Laser Cutting Theory
Lasers are rated by their power output in terms of watts. Since laser cutting is a thermal process, the amount of heat produced relates to its capabilities. Whereas a 300 watt laser with a high quality output is more than adequate for the cutting of paper products, it lacks the heat producing capabilities to effectively couple into aluminium. Given all other considerations being equal (eg power distribution, spot size, etc), increased power allows for faster processing speeds and the ability to cut thicker sections of materials.
Since quality results are obtained by the application of consistent energy, the stability of the laser’s output is a key feature in cutting. This includes maintaining unwavering output energy (power stability), consistent beam quality (mode stability), and fixed energy concentration (pointing stability). Should the power increase or decrease by more than a few percent over the short term operation, the beam quality oscillate between a Gaussian and multi-mode profile, or the location of the beams direction shift more than a few tenths of a milliradian due to the outputs instability, there will result a noticeable change in the available power density for cutting.

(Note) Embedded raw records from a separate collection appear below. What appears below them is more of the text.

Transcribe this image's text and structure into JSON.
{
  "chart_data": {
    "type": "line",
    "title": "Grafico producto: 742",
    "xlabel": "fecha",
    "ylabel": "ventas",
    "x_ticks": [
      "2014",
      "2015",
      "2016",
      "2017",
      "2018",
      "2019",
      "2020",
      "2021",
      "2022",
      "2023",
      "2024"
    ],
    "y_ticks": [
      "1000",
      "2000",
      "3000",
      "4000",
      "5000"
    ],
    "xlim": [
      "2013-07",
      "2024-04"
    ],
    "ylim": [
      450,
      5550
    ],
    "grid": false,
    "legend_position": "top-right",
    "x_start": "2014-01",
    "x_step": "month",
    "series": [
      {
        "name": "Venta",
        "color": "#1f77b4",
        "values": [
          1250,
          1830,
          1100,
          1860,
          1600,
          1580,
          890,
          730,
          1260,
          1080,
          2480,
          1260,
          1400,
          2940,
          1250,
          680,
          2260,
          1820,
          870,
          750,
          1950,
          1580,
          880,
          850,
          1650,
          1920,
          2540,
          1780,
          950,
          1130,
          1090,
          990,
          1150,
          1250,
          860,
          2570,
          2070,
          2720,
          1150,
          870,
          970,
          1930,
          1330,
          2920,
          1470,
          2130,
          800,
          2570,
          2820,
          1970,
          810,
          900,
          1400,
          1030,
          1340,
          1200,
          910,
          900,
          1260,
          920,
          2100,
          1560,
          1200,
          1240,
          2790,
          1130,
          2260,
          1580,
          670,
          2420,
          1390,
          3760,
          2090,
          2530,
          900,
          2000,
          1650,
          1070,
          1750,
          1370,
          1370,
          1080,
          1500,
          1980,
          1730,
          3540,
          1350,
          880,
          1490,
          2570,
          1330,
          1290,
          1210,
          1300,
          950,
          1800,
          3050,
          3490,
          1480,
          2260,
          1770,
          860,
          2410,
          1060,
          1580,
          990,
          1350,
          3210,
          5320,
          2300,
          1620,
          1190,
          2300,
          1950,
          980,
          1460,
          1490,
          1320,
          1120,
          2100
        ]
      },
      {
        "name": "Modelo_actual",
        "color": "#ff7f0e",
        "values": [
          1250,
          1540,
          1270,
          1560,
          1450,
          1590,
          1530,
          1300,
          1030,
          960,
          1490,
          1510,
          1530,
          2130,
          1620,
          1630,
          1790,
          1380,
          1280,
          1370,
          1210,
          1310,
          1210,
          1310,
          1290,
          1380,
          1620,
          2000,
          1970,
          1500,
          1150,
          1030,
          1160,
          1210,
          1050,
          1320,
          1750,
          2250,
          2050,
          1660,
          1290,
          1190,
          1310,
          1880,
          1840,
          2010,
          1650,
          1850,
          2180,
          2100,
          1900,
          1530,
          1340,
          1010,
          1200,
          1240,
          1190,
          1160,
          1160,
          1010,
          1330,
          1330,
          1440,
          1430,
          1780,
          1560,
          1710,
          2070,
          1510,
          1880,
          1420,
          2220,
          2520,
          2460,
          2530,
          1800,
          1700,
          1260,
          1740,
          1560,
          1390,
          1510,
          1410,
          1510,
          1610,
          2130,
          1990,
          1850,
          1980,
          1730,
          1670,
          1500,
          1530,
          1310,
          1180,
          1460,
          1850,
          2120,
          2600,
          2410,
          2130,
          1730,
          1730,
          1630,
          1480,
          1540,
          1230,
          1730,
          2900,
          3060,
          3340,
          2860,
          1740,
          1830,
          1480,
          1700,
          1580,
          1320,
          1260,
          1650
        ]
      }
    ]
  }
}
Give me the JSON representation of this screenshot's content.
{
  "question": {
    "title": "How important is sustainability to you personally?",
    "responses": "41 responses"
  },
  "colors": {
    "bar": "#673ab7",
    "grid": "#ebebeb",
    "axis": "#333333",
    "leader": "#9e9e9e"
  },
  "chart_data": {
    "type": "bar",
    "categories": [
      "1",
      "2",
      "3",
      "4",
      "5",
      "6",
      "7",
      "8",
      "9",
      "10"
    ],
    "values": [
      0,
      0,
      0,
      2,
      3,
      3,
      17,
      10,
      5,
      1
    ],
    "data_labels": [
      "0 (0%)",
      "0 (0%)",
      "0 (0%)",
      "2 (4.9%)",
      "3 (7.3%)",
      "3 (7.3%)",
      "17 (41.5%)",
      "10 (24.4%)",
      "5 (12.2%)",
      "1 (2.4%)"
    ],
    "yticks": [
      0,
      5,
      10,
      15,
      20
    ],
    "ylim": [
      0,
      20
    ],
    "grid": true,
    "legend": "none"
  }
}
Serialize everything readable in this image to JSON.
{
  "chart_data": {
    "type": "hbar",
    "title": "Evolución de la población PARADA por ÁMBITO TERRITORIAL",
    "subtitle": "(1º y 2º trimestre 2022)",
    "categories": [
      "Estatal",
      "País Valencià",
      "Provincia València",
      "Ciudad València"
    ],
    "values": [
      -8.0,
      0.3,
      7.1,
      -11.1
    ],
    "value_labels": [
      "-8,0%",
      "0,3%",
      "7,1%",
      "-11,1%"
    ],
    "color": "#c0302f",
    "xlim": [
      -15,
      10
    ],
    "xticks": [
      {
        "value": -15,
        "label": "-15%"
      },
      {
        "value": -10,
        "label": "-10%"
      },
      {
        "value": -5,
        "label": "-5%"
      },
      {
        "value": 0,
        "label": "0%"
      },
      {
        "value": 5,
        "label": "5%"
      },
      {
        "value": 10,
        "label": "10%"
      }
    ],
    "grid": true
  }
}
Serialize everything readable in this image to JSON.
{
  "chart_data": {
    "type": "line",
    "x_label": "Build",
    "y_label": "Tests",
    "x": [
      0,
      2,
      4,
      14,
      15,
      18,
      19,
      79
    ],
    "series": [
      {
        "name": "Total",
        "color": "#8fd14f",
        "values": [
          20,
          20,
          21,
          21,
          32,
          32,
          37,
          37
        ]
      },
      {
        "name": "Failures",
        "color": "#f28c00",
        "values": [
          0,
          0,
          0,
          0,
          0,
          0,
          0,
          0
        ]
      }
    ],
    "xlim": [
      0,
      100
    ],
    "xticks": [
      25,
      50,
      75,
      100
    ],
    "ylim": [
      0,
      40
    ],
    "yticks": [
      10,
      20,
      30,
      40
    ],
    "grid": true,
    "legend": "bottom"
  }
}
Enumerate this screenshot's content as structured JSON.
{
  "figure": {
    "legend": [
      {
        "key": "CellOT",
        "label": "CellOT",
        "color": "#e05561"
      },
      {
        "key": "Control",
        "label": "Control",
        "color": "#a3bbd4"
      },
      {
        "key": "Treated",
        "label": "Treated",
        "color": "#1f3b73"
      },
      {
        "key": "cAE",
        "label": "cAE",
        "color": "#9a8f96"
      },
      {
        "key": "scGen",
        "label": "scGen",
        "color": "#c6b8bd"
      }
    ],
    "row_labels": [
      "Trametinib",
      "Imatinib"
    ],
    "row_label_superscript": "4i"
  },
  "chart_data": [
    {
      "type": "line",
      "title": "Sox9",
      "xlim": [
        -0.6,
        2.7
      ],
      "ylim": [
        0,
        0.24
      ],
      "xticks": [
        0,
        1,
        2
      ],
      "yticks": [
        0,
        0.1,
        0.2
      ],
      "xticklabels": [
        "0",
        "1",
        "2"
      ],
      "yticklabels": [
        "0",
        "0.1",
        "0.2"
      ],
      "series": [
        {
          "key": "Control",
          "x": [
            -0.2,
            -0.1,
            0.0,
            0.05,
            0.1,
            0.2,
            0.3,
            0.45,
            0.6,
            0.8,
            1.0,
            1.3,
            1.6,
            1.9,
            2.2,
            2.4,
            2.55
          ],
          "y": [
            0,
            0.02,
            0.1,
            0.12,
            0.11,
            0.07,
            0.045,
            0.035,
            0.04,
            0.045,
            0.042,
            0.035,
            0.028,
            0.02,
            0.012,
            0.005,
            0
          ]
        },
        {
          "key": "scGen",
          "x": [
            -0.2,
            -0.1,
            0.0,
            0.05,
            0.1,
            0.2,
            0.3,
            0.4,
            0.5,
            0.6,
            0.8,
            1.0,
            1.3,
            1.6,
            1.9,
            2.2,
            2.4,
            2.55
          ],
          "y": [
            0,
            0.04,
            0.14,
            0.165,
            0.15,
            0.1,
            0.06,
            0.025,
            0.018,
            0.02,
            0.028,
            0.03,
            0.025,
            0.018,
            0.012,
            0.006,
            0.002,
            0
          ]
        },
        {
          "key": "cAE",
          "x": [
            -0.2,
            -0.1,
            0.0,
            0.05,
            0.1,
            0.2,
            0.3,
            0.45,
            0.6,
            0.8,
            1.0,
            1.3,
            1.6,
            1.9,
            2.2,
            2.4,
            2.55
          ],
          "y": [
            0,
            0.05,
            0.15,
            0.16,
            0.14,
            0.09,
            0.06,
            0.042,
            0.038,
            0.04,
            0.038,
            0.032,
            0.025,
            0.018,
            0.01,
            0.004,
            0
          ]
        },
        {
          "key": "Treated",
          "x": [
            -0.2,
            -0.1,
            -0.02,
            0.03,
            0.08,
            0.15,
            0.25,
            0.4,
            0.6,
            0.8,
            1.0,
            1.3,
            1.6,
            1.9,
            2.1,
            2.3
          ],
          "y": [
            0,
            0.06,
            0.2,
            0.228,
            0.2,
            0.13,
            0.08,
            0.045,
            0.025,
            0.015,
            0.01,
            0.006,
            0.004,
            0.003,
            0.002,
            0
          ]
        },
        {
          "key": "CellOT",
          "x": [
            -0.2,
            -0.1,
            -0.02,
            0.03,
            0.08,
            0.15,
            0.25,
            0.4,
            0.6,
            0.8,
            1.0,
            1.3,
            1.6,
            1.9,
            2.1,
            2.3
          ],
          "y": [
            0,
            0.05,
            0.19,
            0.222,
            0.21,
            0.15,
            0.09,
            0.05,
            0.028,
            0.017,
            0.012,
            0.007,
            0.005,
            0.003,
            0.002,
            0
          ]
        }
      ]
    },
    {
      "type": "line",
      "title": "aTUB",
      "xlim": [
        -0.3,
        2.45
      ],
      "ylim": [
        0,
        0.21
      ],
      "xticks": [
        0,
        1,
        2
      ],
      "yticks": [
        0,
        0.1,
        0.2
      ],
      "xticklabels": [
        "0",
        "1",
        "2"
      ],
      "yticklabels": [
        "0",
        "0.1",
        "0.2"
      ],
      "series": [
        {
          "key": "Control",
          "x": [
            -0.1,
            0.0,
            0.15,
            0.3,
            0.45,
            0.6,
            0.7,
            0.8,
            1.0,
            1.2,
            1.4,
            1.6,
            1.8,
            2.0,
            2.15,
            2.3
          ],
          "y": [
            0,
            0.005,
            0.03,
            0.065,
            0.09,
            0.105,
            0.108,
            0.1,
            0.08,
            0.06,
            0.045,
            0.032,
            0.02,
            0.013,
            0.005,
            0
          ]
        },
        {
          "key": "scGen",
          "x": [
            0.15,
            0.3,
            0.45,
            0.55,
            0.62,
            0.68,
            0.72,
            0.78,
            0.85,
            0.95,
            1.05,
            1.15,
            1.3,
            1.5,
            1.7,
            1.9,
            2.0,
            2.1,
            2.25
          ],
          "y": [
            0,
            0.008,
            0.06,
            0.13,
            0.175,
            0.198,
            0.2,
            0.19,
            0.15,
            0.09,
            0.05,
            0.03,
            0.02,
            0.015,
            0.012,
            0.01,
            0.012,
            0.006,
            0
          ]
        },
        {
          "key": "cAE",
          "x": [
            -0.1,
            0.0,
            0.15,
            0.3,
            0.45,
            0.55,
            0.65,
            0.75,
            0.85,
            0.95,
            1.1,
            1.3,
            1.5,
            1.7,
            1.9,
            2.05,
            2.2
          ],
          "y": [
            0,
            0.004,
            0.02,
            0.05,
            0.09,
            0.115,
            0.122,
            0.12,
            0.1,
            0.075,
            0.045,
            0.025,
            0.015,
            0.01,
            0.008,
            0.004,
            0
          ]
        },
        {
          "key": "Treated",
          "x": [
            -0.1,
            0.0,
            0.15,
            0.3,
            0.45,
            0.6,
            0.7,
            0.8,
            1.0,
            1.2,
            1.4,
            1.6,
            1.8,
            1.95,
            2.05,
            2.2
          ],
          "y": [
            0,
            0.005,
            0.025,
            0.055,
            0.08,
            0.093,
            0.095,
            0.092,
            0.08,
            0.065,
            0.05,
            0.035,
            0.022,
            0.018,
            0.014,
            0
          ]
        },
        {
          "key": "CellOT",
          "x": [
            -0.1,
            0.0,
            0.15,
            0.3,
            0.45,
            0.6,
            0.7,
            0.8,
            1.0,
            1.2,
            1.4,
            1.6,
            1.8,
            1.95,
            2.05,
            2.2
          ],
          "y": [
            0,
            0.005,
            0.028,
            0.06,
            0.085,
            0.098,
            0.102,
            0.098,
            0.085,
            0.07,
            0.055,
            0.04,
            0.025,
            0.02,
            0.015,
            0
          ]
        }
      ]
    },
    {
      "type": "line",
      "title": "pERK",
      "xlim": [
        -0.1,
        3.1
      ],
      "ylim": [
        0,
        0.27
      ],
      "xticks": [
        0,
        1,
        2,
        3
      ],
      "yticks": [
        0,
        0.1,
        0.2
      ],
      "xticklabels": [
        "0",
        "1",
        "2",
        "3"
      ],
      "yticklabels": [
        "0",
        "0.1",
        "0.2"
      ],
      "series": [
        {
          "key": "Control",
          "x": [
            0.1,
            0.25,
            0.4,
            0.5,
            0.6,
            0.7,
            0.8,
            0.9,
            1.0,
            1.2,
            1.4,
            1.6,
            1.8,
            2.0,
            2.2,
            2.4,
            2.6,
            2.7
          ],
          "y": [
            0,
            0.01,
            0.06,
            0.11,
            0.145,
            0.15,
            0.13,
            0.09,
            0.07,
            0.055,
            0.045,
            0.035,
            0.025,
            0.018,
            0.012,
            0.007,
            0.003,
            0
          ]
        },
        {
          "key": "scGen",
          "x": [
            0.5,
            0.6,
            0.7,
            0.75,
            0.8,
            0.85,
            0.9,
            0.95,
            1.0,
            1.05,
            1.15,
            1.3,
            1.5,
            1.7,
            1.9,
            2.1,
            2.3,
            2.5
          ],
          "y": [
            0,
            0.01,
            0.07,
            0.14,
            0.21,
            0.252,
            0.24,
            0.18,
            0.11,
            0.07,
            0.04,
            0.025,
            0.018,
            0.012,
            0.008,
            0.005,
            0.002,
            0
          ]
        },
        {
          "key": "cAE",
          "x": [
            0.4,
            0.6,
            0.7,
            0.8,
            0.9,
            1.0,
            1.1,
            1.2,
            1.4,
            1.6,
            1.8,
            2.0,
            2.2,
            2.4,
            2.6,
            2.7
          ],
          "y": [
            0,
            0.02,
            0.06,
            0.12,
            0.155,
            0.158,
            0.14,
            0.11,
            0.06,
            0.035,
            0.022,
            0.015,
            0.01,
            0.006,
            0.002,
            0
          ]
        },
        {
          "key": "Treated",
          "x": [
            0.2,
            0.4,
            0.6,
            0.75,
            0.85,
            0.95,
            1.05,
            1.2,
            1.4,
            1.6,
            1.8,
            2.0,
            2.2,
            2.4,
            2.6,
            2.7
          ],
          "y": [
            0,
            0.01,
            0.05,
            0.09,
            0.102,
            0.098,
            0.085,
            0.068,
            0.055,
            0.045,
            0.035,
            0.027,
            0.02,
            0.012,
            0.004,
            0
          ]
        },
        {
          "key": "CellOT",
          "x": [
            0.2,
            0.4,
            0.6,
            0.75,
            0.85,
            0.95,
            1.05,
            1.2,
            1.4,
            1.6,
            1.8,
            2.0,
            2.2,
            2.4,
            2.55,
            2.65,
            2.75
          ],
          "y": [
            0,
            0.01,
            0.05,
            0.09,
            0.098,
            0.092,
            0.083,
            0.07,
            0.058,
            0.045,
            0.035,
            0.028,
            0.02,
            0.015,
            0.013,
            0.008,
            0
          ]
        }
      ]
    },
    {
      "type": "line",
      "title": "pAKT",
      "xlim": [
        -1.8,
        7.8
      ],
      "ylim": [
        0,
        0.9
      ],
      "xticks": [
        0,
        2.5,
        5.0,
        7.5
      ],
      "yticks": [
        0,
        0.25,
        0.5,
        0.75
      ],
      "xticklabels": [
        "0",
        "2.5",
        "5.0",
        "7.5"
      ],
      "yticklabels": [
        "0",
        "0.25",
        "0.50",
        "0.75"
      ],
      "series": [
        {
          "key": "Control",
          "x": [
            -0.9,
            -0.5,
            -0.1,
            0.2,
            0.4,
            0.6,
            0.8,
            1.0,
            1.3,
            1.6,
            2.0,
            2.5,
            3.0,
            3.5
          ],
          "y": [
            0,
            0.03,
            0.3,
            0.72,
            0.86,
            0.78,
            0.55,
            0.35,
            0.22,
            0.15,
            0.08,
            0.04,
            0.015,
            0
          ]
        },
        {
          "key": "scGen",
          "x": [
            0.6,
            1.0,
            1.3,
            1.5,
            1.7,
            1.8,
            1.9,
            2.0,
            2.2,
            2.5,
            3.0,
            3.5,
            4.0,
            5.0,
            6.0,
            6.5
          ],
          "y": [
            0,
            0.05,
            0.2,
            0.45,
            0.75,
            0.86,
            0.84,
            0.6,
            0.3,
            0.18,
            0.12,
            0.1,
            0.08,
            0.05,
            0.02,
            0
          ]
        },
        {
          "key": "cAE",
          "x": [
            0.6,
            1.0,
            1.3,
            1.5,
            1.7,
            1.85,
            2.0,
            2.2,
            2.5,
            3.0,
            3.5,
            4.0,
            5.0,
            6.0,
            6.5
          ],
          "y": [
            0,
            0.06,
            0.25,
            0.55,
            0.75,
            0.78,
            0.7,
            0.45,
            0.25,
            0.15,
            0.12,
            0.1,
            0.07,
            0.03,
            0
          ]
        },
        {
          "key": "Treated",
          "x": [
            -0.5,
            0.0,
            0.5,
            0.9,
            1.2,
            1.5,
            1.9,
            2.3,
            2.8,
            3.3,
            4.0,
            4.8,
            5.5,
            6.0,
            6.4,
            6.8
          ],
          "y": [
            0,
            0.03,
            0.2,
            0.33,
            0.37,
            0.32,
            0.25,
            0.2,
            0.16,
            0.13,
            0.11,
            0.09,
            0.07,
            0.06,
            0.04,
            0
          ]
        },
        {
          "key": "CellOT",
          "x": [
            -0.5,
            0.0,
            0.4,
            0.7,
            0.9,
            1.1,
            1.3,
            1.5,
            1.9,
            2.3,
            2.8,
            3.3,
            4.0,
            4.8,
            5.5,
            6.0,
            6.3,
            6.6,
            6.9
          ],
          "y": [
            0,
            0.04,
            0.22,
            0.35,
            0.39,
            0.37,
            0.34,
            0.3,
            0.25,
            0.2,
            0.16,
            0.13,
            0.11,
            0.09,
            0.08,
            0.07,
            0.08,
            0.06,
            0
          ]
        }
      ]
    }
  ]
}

Particularly evident in metal cutting and ceramic processing, studies have shown that random occurrences of inconsistent edge quality, namely variations in kerf, edge smoothness, and perpendicularly, are attributable to the effects of polarisation. Uncontrolled or random polarisation is characteristic of most standard material processing lasers. It can unpredictably affect the relative degree of absorption of the beam’s energy that is coupled into the material at a given moment. To correct this inconsistency, lasers can be equipped with optical packages which either fix the polarisation to be aligned in the same direction of the cutting action or circularly polarise the output to give equivalent coupling regardless of the direction travel.